APPELLATE COURT OF ILLINOIS, FOURTH DISTRICT
544 N.E.2d 1162, 189 Ill. App. 3d 80, 136 Ill. Dec. 387 1989.IL.1553
Appeal from the Circuit Court of Champaign County; the Hon. John G. Townsend, Judge, presiding.
JUSTICE LUND delivered the opinion of the court. KNECHT and SPITZ, JJ., concur.
DECISION OF THE COURT DELIVERED BY THE HONORABLE JUDGE LUND
On September 23, 1988, defendant Earsley Smith, following a trial in absentia, was found guilty by a jury sitting in the circuit court of Champaign County of the offenses of aggravated battery and resisting a peace officer, in violation of sections 12-4(b)(6) and 31-1, respectively, of the Criminal Code of 1961 (Ill. Rev. Stat. 1987, ch. 38, pars. 12-4(b)(6), 31-1). He was subsequently placed on probation for each offense. He now appeals.

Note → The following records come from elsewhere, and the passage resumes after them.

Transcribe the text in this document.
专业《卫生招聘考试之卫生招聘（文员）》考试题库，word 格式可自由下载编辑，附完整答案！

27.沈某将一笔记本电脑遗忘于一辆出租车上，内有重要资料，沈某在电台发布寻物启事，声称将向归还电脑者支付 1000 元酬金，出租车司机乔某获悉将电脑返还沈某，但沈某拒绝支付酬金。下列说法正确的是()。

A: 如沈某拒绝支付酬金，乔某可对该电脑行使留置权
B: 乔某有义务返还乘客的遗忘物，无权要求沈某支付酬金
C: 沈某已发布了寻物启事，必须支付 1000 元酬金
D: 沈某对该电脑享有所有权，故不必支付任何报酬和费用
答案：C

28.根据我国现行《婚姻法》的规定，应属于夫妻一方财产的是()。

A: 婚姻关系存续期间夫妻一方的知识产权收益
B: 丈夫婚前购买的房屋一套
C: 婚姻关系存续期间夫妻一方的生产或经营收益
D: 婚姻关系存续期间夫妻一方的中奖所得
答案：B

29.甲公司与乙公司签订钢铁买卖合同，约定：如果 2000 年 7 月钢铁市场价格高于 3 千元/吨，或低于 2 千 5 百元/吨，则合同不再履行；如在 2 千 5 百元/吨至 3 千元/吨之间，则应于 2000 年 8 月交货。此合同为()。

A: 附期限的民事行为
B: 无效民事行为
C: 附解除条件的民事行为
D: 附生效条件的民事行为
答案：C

On July 11, 1988, defendant was charged by information with two counts of aggravated battery and one count of resisting a police officer. The information alleged that upon his arrest for an unrelated matter, defendant struggled, attempted to pull away, and spit in the face of one officer. On that day, he was advised of the possibility of trial in absentia, pursuant to section 113-4 of the Code of Criminal Procedure of 1963 (Code) (Ill. Rev. Stat. 1987, ch. 38, par. 113-4). The trial was set for September 12, 1988, and defendant was released on bond.
On September 12, defendant appeared with his counsel, and the matter was reset for September 19. On September 19, the case was set for September 21. Defendant did not appear at this hearing. On September 21, the case was called for trial, and defendant failed to appear. The State moved for trial in absentia, and the court continued the matter to September 23 for a hearing on the motion.
At that hearing, defense counsel testified he spoke with defendant, who was residing in Chicago, by telephone on September 18, advising him there would be no trial on September 19, and he need not appear. Defendant was instructed to call counsel at noon on the 19th to learn about the new trial date. He did not do so. Counsel attempted to contact defendant many times after that, but was unsuccessful. The court granted the State's motion, and defendant was convicted.
Defendant's first contention of error is that the State did not comply with all the proper procedures to try him in absentia. Section 115-4.1 of the Code (Ill. Rev. Stat. 1987, ch. 38, par. 115-4.1) provides that when a date for a trial in absentia is set, the clerk shall send defendant, by certified mail, notice of the trial date to his address indicated on his bond slip. We have held this provision to be mandatory. People v. Williams (1987), 151 Ill. App. 3d 1010, 1013, 503 N.E.2d 1090, 1092.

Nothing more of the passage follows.